Suddenly, the enemy is on the run in that foreign land. Cities are falling into Northern Alliance control as the enemy flees south. Reports are surfacing that our Special Forces Operatives have hunted down and are now surrounding the terrorists' leader. There is obviously a certain measure of relief and satisfaction of the direction this seems to be going. Our President reminds us that there is still much more to do.
It is a full two and a half months since that fateful day, and alas, Thanksgiving week is now upon all of us. Obviously, it will take on meanings that haven't been really as heartfelt since the days of World War II, or at least that's the way that I see it.
Meanwhile, here I am, walking along a quiet street in the evening, busily analyzing an upcoming football game. Every day I walk about my city and region with a relative assumption of security and peace of mind. So much so that a vehicle roaring up from behind doesn't automatically fill me with heart-pounding terror. At least for me, the prevailing thought mirrors the reality. Some cheap bastard who needs to get his muffler replaced.
In all seriousness, you've got to love this country, huh?
In the wake of the tragedies we have witnessed and experienced, our country's military intelligence and might are now on display for the world to see.
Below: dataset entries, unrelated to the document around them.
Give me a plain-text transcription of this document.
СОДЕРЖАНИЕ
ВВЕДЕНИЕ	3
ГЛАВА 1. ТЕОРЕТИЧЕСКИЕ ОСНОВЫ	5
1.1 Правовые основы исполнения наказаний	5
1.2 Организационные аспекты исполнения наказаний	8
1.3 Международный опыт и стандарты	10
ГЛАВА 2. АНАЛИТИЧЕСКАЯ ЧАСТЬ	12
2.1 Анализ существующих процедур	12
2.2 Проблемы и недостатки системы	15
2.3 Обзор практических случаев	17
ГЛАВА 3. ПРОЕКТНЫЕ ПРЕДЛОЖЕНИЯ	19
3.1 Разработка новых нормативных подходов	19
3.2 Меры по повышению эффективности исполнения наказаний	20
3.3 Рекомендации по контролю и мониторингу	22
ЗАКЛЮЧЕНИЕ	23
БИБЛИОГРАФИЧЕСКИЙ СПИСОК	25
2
Things are being handled immensely well. This leaves its citizens, such as myself, feeling free enough to take casual, evening strolls along damp streets and amid twinkling holiday lights, all the while worrying if there is any way our Huskies can knock off Miami.
"Only in America!", as Don King would shout.
In the event that Neuheisel and Co. can fashion a game plan to brilliantly utilize Jerramy Stevens and Reggie Williams in tandem, and pull off an upset of the ‘Canes, the Dawgs can be sitting pretty at 9-2. Then perhaps . . . waiting in the wings is the fulfillment of my pre-season "prophecy" . . . that of Washington playing Oregon in a major bowl game.
Then we'd really know that the entire world has been turned upside down.